为了说明本申请上述的技术方案,下面通过具体实施例来进行说明。
实施例1
下面对本申请实施例提供的基于光学神经网络结构的图像识别方法进行描述,请参阅图1,本申请实施例中的基于光学神经网络结构的图像识别方法包括:
在步骤101中,获取待识别图像;
在本申请实施例中,可以先由电子设备获取待识别图像。可选地,若上述电子设备为智能手机、平板电脑等具备拍摄功能的电子设备,则可以对上述电子设备的相机应用程序进行监听,在监听到电子设备通过相机应用程序启动摄像头进行了拍摄操作后,获取拍摄的图片作为待识别图像,其中,上述摄像头可以为前置摄像头,也可以为后置摄像头,此处不作限定;或者,若上述电子设备为具备社交功能的电子设备,则可以对上述电子设备的社交类应用程序进行监听,在监听到上述社交类应用程序中接收到了其它用户发送的图片后,将接收到的图片作为待识别图像;或者,若上述电子设备具备联网功能,则还可以对上述电子设备的浏览器类应用程序进行监听,在监听到用户通过上述浏览器类应用程序下载了图片后,将下载得到的图片作为待识别图像;当然,也可以通过其他方式获取待识别图像,此处不作限定。
在步骤102中,将上述待识别图像输入至上述光学神经网络结构;
在本申请实施例中,需要预先训练好上述光学神经网络结构,然后将上述待识别图像输入至上述训练好的光学神经网络结构中。具体地,上述光学神经网络结构由X层神经网络所构成,上述X为预设的正整数。为了更好的说明本申请实施例的方案,首先对上述光学神经网络结构进行说明,具体地,该光学神经网络结构的输入向量为一列向量,其中,每一层神经网络由线性变换和非线性激活函数组成。其中,针对第i层的输入向量,须先对其作线性变换,然后由激活函数对进行非线性变换,得到该第i层的输出结果后,若该第i层之后还有第i+1层神经网络,则将该第i层的输出结果作为第i+1层神经网络的输入向量的各个元素。具体地,此处对上述光学神经网络结构中每一层神经网络的工作流程作出说明,请参阅图2:
在步骤201中,针对第i层神经网络,获取第i层神经网络的输入向量;
在本申请实施例中,上述i为大于0且小于X+1的正整数。当i等于1时,上述第i层神经网络即为第1层神经网络;该第1层神经网络的输入向量基于上述待识别图像的各个像素点而生成;当i大于1时,上述第i层神经网络的输入向量为第i-1层神经网络的输出向量。

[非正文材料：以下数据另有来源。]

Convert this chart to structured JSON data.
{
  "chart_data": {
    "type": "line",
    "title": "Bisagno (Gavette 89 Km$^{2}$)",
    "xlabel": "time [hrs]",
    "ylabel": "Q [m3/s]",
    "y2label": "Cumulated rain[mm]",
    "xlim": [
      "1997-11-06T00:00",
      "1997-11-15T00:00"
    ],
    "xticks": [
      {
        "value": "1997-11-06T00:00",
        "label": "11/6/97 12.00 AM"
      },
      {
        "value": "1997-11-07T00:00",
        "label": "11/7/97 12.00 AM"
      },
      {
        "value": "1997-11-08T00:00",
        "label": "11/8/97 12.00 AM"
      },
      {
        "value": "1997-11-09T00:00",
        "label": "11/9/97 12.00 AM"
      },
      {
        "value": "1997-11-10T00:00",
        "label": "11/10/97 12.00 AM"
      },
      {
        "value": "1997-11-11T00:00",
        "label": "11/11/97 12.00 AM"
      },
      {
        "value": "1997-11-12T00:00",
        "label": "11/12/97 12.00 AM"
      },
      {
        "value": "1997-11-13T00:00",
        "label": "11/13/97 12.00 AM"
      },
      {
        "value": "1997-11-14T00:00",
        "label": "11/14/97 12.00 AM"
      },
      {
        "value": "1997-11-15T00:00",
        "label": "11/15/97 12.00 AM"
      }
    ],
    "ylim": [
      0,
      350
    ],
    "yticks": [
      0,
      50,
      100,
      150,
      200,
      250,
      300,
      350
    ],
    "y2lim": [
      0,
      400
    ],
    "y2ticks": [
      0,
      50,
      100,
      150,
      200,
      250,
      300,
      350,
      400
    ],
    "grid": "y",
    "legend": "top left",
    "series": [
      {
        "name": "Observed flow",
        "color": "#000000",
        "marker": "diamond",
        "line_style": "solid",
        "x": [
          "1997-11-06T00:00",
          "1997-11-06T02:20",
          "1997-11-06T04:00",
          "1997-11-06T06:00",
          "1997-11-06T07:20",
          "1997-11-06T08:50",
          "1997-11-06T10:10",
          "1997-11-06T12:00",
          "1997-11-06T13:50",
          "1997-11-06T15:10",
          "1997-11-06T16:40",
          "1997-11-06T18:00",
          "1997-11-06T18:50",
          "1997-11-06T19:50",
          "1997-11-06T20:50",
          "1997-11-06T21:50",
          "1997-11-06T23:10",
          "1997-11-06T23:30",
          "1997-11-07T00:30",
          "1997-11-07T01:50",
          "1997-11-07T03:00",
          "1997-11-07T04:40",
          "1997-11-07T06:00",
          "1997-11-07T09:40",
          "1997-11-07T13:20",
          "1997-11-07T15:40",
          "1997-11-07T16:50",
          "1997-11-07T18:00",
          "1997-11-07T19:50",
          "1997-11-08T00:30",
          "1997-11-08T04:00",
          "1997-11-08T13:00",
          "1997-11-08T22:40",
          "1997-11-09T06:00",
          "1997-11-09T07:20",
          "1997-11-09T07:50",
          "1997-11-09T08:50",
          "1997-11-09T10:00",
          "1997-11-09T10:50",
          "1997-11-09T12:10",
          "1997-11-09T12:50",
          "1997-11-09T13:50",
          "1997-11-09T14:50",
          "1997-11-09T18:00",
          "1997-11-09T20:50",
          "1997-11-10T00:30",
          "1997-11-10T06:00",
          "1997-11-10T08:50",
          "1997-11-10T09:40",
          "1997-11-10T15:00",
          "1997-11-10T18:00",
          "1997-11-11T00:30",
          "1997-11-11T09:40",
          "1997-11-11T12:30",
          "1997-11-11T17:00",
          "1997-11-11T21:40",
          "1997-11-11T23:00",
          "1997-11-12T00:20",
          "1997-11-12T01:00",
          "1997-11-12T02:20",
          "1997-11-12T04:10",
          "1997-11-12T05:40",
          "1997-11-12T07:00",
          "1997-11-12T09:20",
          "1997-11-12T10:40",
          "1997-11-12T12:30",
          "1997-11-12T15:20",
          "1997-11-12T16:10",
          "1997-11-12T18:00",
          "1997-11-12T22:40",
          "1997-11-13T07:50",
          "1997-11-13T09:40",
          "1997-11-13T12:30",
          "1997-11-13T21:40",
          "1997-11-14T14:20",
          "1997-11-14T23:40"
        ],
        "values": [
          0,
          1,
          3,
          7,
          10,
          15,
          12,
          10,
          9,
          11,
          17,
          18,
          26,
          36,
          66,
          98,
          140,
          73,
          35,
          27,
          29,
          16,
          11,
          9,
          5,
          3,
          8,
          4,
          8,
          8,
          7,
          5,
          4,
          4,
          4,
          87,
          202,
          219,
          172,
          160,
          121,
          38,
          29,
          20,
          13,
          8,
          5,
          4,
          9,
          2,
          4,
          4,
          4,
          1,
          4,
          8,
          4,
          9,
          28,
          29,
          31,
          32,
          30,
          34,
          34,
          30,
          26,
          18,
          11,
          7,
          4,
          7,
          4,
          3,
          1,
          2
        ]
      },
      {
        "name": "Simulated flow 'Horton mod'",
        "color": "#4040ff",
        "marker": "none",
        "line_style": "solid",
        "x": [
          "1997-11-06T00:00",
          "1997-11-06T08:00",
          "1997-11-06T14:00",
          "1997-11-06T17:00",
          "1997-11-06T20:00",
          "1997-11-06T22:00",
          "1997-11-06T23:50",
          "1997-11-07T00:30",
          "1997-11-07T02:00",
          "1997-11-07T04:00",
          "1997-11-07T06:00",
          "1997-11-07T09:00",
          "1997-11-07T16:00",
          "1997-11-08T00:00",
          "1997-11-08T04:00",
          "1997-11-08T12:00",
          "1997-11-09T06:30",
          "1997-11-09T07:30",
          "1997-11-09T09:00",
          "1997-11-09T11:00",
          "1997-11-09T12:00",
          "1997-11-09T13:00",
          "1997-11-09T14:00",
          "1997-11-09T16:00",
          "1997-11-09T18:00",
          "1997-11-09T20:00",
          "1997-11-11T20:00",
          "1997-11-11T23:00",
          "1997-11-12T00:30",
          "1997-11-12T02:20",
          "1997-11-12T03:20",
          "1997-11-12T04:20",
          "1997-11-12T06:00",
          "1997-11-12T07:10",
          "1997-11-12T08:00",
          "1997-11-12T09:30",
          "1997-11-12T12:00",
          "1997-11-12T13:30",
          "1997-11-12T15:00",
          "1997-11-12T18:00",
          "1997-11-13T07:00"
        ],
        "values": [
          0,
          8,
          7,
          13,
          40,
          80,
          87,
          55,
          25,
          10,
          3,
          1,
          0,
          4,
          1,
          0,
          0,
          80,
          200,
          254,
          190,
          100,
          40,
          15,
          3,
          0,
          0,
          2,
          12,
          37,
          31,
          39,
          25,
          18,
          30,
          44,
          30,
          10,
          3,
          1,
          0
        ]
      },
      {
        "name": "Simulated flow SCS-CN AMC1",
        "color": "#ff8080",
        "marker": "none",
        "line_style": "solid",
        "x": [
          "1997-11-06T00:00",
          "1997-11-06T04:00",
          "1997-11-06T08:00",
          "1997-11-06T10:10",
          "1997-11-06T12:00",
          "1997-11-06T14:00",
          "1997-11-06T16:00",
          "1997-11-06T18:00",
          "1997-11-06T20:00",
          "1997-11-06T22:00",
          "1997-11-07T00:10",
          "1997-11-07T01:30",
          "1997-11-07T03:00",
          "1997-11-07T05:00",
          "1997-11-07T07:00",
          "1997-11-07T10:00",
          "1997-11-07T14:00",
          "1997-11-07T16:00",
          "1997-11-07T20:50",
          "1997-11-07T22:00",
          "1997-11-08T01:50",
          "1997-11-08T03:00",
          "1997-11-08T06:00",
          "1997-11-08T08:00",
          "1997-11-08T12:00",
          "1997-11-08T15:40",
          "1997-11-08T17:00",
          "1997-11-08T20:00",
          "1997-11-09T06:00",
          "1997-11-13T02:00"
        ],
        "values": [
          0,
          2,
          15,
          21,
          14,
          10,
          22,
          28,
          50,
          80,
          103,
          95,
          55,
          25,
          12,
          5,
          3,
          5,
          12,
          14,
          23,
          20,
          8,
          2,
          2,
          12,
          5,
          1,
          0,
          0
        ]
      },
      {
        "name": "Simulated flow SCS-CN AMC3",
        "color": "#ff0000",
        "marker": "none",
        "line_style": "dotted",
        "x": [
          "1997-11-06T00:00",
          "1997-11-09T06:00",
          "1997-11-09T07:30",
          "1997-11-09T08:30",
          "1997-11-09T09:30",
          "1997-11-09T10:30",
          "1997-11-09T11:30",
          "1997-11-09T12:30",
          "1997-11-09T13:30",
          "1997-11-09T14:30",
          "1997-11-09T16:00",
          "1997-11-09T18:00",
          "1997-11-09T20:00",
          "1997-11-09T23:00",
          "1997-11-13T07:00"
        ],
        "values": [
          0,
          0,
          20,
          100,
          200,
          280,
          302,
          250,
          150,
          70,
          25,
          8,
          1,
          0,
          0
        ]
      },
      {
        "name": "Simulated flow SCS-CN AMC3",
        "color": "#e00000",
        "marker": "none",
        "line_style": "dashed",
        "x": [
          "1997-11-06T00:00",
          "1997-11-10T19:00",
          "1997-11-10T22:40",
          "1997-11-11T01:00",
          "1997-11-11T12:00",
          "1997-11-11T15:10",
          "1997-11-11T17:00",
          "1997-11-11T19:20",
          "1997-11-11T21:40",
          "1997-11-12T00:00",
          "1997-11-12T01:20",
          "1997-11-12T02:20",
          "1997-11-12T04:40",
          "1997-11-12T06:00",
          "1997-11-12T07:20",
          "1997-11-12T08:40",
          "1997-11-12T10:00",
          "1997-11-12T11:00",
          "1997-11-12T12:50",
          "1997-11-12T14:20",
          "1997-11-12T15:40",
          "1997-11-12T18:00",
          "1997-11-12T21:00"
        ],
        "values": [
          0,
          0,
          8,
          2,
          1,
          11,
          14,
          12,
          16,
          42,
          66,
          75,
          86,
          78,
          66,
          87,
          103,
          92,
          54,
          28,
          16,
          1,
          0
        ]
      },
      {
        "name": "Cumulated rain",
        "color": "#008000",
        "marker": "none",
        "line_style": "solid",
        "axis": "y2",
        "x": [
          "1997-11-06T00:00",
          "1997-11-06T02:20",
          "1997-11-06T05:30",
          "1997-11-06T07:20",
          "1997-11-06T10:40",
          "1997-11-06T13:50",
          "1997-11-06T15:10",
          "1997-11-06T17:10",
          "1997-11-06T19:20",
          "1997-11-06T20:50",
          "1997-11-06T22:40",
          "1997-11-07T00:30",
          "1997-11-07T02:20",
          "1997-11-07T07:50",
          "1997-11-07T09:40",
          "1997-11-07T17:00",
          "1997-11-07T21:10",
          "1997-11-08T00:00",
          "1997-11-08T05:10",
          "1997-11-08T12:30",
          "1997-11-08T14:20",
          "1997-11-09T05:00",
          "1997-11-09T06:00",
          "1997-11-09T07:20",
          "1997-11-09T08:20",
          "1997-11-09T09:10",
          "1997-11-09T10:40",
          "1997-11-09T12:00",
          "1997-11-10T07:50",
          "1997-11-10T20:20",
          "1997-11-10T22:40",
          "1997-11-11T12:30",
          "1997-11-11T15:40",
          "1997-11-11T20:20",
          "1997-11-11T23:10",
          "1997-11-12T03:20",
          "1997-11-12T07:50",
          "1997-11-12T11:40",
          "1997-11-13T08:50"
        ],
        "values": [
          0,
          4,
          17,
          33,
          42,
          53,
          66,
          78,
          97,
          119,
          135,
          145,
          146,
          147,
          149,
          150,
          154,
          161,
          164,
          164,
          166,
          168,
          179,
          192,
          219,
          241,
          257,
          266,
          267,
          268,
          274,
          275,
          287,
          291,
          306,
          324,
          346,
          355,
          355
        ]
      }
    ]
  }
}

具体地,针对第1层神经网络,上述步骤201具体包括:
A1、获取单一相干光源;
A2、将单一相干光源等分为N路光信号;
A3、将上述N路光信号分别通过光学衰减器进行编码,并基于编码后的N路光信号的振幅构建第1层神经网络的输入向量。
在本申请实施例中,上述光学衰减器及其对光信号的编码可以有多种实现方法。例如, 通过可调分束器将一部分的光场引出。为了更好的进行举例说明,避免丧失一般性,假设所需要编码的输入向量中的元素为0到1之间的某个值,则光学衰减器的输入光场的振幅大小可以被预先设置为常数(例如,可以被设置为1),随后通过可调分束器可以将输入光束分为两路光,并且两路光的权重可以任意调整,使得两路光的中的第一路光的振幅与上述待识别图像的像素点相关联。将第一路光作为光学衰减器的输出,将第二路光舍弃,即可完成对光信号的编码。也即是说,在第1层神经网络中,首先将单一相干光源等分为N路光信号后,通过上述光学衰减器对光信号的编码过程实现对N路光信号的编码,使得上述编码后的N路光信号分别与上述待识别图像的各个像素点相关联。具体地,上述N基于上述待识别图像的像素点的个数而设定,也即,若上述待识别图像中的像素点有N个,则在第1层神经网络中,其所编码得到光信号也有N路,使得待识别图像中N个像素点与N路光信号呈现一一对应的关系。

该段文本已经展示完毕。